Добрый волшебник Иванов сказал:

- Е2 - е4. Взялся за пешку и...

Но теперь я ясно вижу, что начала совсем не с того, с чего нужно.

Давайте будем считать, что этого начала не было, и поищем другое, более подходящее.

2

«В тот день Никита Иванов спустился по эскалатору метро, держа под мышкой учебник...»

Ну, что это за начало! Никто не станет читать повесть - да еще сказочную, фантастическую,- если она так скучно и обычно начинается. После такого заурядного зачина вряд ли может произойти что-нибудь действительно необыкновенное, по-настоящему фантастическое.

Разве с Ивановым вообще случается что-нибудь необыкновенное? Плохо верится.

И потом, кто же так делает? Надо представить героя.

Доложить о нем по всем правилам. Хотя бы в таком роде: «Никита Иванов, двадцати с чем-то лет, блондин, глаза серые, нос обыкновенный, рост средний, кстати, вовсе не родственник доброго волшебника Иванова, а просто однофамилец (можете не сомневаться, я сама знакомилась с их личными делами), студент-вечерник, спустился вниз по эскалатору...»

Нет, что-то получается еще скучнее. И потом, если уж давать характеристику Никите, то придется сказать о его ближайшем друге Вадике, а если говорить о Вадике... Словом, это завело бы нас довольно далеко, тем более что тут еще припутан толстенный учебник К. М. Быкова, Е. С. Быковой, Г. Е. Волосюк, А. П. Дубинина, Г. В. Кольраби и Д. И. Сло- ним, в котором мало текста, но зато много чертежей и формул. Веселья от него не прибавится.

А если сделать так: вынуть откуда-нибудь из середины повести интересный кусочек, как вырезают с хрустом клинышек из спелого, поскрипывающего арбуза. «Никита, который не ожидал подножки, рухнул с площадки плашмя во весь рост прямо вниз на лестницу, крепко приложился лицом, грудью, проехался как следует щекой по жесткой каменной гармошке ступенек. Уже внизу, у самого...»

Стой! Не нравится мне. Считайте, что я вам ничего о Никите Иванове не сообщала. Что вы пока даже не знаете этого имени.
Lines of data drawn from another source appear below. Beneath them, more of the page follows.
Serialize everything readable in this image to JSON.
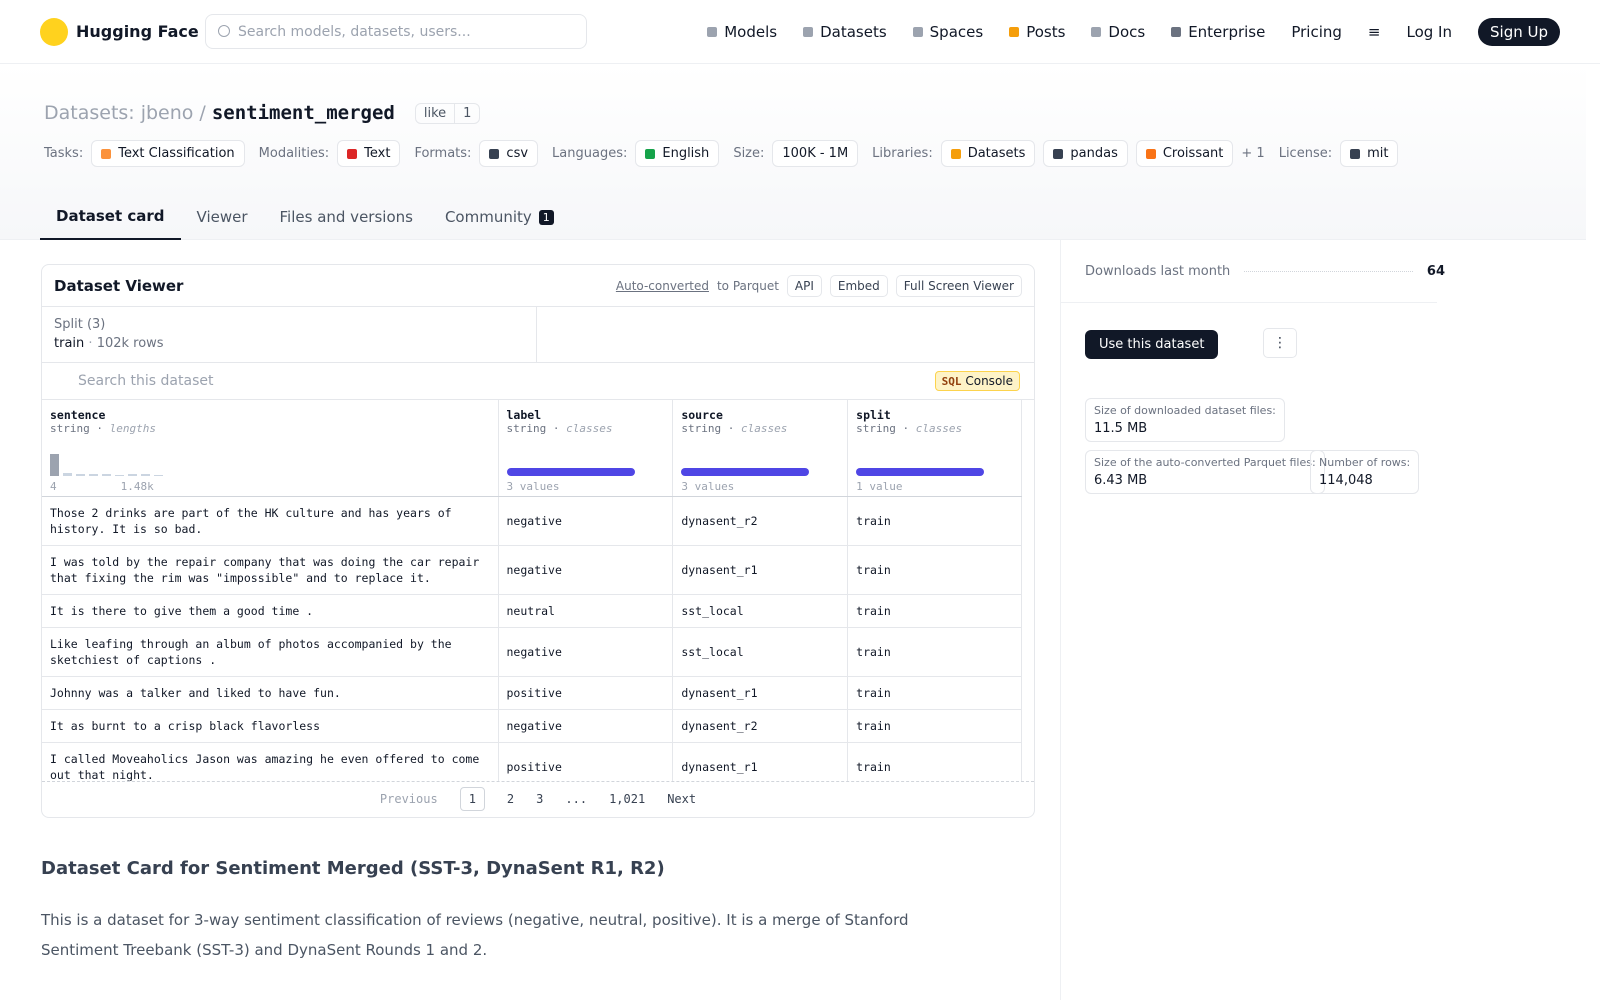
{
  "nav": {
    "logo": "Hugging Face",
    "search_placeholder": "Search models, datasets, users...",
    "links": [
      "Models",
      "Datasets",
      "Spaces",
      "Posts",
      "Docs",
      "Enterprise",
      "Pricing"
    ],
    "login": "Log In",
    "signup": "Sign Up"
  },
  "header": {
    "section": "Datasets:",
    "owner": "jbeno",
    "separator": "/",
    "name": "sentiment_merged",
    "like": "like",
    "likes": 1,
    "tags": [
      {
        "label": "Tasks:",
        "items": [
          "Text Classification"
        ]
      },
      {
        "label": "Modalities:",
        "items": [
          "Text"
        ]
      },
      {
        "label": "Formats:",
        "items": [
          "csv"
        ]
      },
      {
        "label": "Languages:",
        "items": [
          "English"
        ]
      },
      {
        "label": "Size:",
        "items": [
          "100K - 1M"
        ]
      },
      {
        "label": "Libraries:",
        "items": [
          "Datasets",
          "pandas",
          "Croissant"
        ],
        "more": "+ 1"
      },
      {
        "label": "License:",
        "items": [
          "mit"
        ]
      }
    ]
  },
  "tabs": [
    {
      "label": "Dataset card"
    },
    {
      "label": "Viewer"
    },
    {
      "label": "Files and versions"
    },
    {
      "label": "Community",
      "badge": 1
    }
  ],
  "viewer": {
    "title": "Dataset Viewer",
    "converted": "Auto-converted",
    "converted_to": "to Parquet",
    "api": "API",
    "embed": "Embed",
    "fullscreen": "Full Screen Viewer",
    "split_label": "Split (3)",
    "split": "train",
    "split_sep": "·",
    "split_rows": "102k rows",
    "search_placeholder": "Search this dataset",
    "sql": "SQL",
    "console": "Console",
    "columns": [
      {
        "name": "sentence",
        "type": "string",
        "sep": "·",
        "kind": "lengths",
        "min": "4",
        "max": "1.48k"
      },
      {
        "name": "label",
        "type": "string",
        "sep": "·",
        "kind": "classes",
        "summary": "3 values"
      },
      {
        "name": "source",
        "type": "string",
        "sep": "·",
        "kind": "classes",
        "summary": "3 values"
      },
      {
        "name": "split",
        "type": "string",
        "sep": "·",
        "kind": "classes",
        "summary": "1 value"
      }
    ],
    "rows": [
      [
        "Those 2 drinks are part of the HK culture and has years of history. It is so bad.",
        "negative",
        "dynasent_r2",
        "train"
      ],
      [
        "I was told by the repair company that was doing the car repair that fixing the rim was \"impossible\" and to replace it.",
        "negative",
        "dynasent_r1",
        "train"
      ],
      [
        "It is there to give them a good time .",
        "neutral",
        "sst_local",
        "train"
      ],
      [
        "Like leafing through an album of photos accompanied by the sketchiest of captions .",
        "negative",
        "sst_local",
        "train"
      ],
      [
        "Johnny was a talker and liked to have fun.",
        "positive",
        "dynasent_r1",
        "train"
      ],
      [
        "It as burnt to a crisp black flavorless",
        "negative",
        "dynasent_r2",
        "train"
      ],
      [
        "I called Moveaholics Jason was amazing he even offered to come out that night.",
        "positive",
        "dynasent_r1",
        "train"
      ]
    ],
    "pagination": {
      "previous": "Previous",
      "pages": [
        "1",
        "2",
        "3",
        "...",
        "1,021"
      ],
      "next": "Next"
    }
  },
  "card": {
    "heading": "Dataset Card for Sentiment Merged (SST-3, DynaSent R1, R2)",
    "paragraph": "This is a dataset for 3-way sentiment classification of reviews (negative, neutral, positive). It is a merge of Stanford Sentiment Treebank (SST-3) and DynaSent Rounds 1 and 2."
  },
  "sidebar": {
    "downloads_label": "Downloads last month",
    "downloads": 64,
    "use": "Use this dataset",
    "stats": [
      {
        "label": "Size of downloaded dataset files:",
        "value": "11.5 MB"
      },
      {
        "label": "Size of the auto-converted Parquet files:",
        "value": "6.43 MB"
      },
      {
        "label": "Number of rows:",
        "value": "114,048"
      }
    ]
  }
}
А мне что-то захотелось начать от первого лица. Просто вот так взять и начать: «Я шла...»

3

Я шла по улице Горького.

Было жарко. Было очень жарко. Такая жара обычно стоит в мае (потому что бедные студенты и школьники как раз вовсю готовятся к весенним экзаменам) или в сентябре (потому что в сентябре судьба-злодейка уже снова загнала их в классы и аудитории). А где-нибудь в июле - августе, в самую отпускную пору, в самое каникулярное время, идут недели, сплошь закрашенные серебристо-серой краской, какой красят на небольших железнодорожных станциях статую пионера с горном, и заштрихованные косыми линеечками мелкого нескончаемого дождя. Таков наш московский календарь.

Был тот изнурительно знойный майский день, когда марево, поднимаясь от мостовой, делает очертания едущих машин зыбкими, как бы призрачными, и только хромированные части остро поблескивают на солнце, слепя глаза; когда вылитая на тротуар газировка мигом испаряется, мокрое пятно светлеет и тут же высыхает; когда прогретые, прокаленные камни домов обдают тебя горячим воздухом, как мартен, и ты с закрытыми глазами можешь определить, идешь ли мимо стены, пышущей жаром, или мимо подворотни, откуда все-таки тянет едва уловимым холодком, слабым током свежего воздуха.

Итак, я шла по улице Горького, миновала уже магазин с массивным, прямо-таки церковным порталом на углу спокойной улицы Огарева и готовилась перейти перекресток по направлению к Центральному телеграфу, как вдруг...

Но сначала небольшое пояснение. Как известно, большой город кишит духами, всякими-разными, но главным образом добрыми духами, друзьями и покровителями людей. Они наделены юмором, веселым, шаловливым нравом, порой озоруют: красивую высокую девушку, которой всегда нравились красивые высокие брюнеты эффектного вида, заставляют без памяти влюбиться в щупленького рыжеватого недоросточка, да еще заику; или отправляют вагон соли с накладной, выписанной на вагон сахара; или насылают некое затмение на строителей, и те начинают крыть дог крышей после седьмого этажа - вместо двенадцатого, предусмотренного проектом (бывает и наоборот - после двенадцатого вместо седьмого, представляете?). Но чаще помогают людям, радуют их мелкими подарками, маленькими дружескими услугами. А подчас и крупными, как вы увидите.